VMware Cloud Community
rszymczak
Hot Shot
Hot Shot
Jump to solution

vRealize Automation 7 - NSX deployments fail due to certificate issues with vRealize Orchestrator

Hi community,

after installing the latest version of vRA, vRO and NSX I'm running into issues when requesting components that use NSX components. First off: version details:

- vRA: 7.0.0 (build 3292778)

- vRO: 7.0.0.16989 (build 331003)

- NSX: 6.2.1 (build 3300239)

vRO plugin versions are the one bundled with the vRO version listed above except of the NSX plug-in which was updated to the latest release (1.0.3 released on 17.12.15).

Within the configured tenant vRO is configured as endpoint. I can verify data-collection is running and working. I can see the NSX plugin for vRO running the "create NSX endpoint" workflow from time to time using the configured VRO user from vRA.

Within the configured tenant vRO is as well configured as default vRO server for ASD. Connection test is sucessfull. When saving the config I'm asked to trust the vRO certificate, which I confirm. Note that the thumbprint shown does match the vRO certificate thumbprint that I get when visiting the vRO appliace on https://vro:8281. I'm able to browse the vRO workflows from within vRA's designer, thus: connection seems established.

Within vRO the vRA CAFE and IAAS plug-ins have been succesfully registred.
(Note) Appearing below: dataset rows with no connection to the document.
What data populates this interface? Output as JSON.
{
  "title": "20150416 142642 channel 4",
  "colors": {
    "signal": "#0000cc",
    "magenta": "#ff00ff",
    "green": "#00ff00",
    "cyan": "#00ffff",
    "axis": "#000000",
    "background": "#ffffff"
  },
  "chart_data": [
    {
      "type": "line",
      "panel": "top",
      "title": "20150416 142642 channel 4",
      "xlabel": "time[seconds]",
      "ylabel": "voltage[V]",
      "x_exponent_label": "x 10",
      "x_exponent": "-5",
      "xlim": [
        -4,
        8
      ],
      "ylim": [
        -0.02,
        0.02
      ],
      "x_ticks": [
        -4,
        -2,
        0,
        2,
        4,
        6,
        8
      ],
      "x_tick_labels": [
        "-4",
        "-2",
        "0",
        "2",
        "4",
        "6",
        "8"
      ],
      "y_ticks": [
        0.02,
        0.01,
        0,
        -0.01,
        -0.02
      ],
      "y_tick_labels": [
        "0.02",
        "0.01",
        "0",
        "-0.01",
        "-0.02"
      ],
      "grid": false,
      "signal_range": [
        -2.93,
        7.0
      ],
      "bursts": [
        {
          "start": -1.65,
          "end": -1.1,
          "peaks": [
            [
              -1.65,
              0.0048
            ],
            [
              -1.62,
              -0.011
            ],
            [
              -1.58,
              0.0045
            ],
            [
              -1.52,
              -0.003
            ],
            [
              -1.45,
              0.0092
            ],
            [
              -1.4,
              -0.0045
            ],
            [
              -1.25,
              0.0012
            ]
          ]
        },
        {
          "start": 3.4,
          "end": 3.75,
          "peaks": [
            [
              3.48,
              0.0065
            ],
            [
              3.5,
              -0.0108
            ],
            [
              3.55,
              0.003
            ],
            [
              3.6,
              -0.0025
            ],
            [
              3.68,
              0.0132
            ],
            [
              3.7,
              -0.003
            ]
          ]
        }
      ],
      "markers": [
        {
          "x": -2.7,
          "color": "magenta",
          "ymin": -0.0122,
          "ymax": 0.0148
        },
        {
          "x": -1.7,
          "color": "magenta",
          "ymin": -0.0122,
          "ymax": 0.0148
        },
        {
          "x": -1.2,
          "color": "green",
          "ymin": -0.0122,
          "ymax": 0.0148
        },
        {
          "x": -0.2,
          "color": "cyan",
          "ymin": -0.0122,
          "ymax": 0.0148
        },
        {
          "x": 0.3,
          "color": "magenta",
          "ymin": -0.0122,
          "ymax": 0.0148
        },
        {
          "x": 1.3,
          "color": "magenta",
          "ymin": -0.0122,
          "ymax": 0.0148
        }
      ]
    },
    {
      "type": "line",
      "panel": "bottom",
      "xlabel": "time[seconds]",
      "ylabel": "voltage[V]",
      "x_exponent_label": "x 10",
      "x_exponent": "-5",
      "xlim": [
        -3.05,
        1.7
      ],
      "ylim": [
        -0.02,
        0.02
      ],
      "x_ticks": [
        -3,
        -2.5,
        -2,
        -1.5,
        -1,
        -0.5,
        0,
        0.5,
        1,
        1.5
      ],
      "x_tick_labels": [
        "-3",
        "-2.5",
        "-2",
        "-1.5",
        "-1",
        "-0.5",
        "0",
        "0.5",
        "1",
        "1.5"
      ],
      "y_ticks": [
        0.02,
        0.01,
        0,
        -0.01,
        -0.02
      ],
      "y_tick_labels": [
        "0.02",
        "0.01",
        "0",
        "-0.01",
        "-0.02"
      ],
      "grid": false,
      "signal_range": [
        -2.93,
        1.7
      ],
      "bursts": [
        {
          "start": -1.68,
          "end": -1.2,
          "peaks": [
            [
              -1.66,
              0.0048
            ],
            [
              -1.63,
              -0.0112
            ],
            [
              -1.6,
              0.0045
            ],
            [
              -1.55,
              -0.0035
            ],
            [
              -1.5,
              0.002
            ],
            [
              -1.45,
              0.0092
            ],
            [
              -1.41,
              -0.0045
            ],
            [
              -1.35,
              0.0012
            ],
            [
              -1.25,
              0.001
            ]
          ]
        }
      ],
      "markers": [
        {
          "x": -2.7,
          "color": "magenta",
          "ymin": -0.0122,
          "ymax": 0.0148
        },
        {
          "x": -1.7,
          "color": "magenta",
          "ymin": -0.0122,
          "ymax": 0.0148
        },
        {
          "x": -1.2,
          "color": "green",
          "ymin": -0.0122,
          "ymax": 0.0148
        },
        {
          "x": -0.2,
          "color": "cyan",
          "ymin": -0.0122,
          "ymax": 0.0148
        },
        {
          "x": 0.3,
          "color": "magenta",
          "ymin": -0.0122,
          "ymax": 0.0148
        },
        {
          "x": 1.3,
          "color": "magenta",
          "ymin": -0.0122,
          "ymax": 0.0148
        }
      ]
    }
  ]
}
I'm able to browse the plugin inventory for both plugins.

For troubleshooting the issue I create a new unified blueprint within the vRA design section with the following configuration:

- Transport zone: my configured NSX transport zone (verified: manual creation on this zone using NSX works just fine)

- Routed gateway res. pol: my res. pol. for the edge cluster to use

- The only component dragged to the canvas is a "Network & Security" --> "On-Demand NAT Network" which is using a pre-defined 1-to-many network profile as it's "Parent network profile" with no manual changes.

- Note that while this is a very basic example blueprint to illustrate the issue, it happens with any blueprint I configure if any component is confgured that requires the NSX plugin for vRO.

Every time I request that blueprint, the request fails with the error message: "Request [fa1e0689-0d06-4308-a914-e498c0d1fd99]: 404 Not Found"

Looking into vCenter, NSX and vRO I can verify that nothing is actually trigged when requesting the blueprint.

Looking into the vRA's /storage/log/vmware/vcac/catalina.log the issue becomes very visible:

com.vmware.vcac.iaas.vco.network.helper.VcoEndpointSelector.isEndpointAlive:88 -

vRealize Orchestrator endpoint with url [https://s00-vro.my.domain:8281/vco] is not alive.

Exception message:> [Host name 's00-vro.my.domain' does not match the certificate subject provided by the peer (CN=s00-vro.my.domain, OU=VMware, O=My Company, C=DE)]

com.vmware.vcac.iaas.vco.network.helper.VcoEndpointSelector.getFirstAliveEndpointByPriority:200

- vRealize Orchestrator endpoint [https://s00-vro.my.domain:8281/vco] with priority 1 is not alive. Skipping.

org.springframework.web.servlet.mvc.method.annotation.ExceptionHandlerExceptionResolv

er.logException:189 - Handler execution resulted in exception: Endpoint not found. There are no vRealize Orchestrator endpoints that are alive.

com.vmware.vcac.platform.service.rest.resolver.ApplicationExceptionHandler.handleHttpStatusCodeException:673 - 404 Not Found

org.springframework.web.client.HttpClientErrorException: 404 Not Found

...

...

...

Please note that I double checked the certificate. It's a self-signed certificate created using vRO 7.0's new control panel, the one I get when accessing https://vro:8281. It's valid and the subject (issed to CN) DOES perfectly match the host name entered within the ASD and endpoint configuration in vRA. It's resolveable and server time on all components is in sync with the used NTP.

By now I even re-generated the certificate and re-registred and restarted all components but while I can see that the certificate was updated in all components I'm still getting the same issue.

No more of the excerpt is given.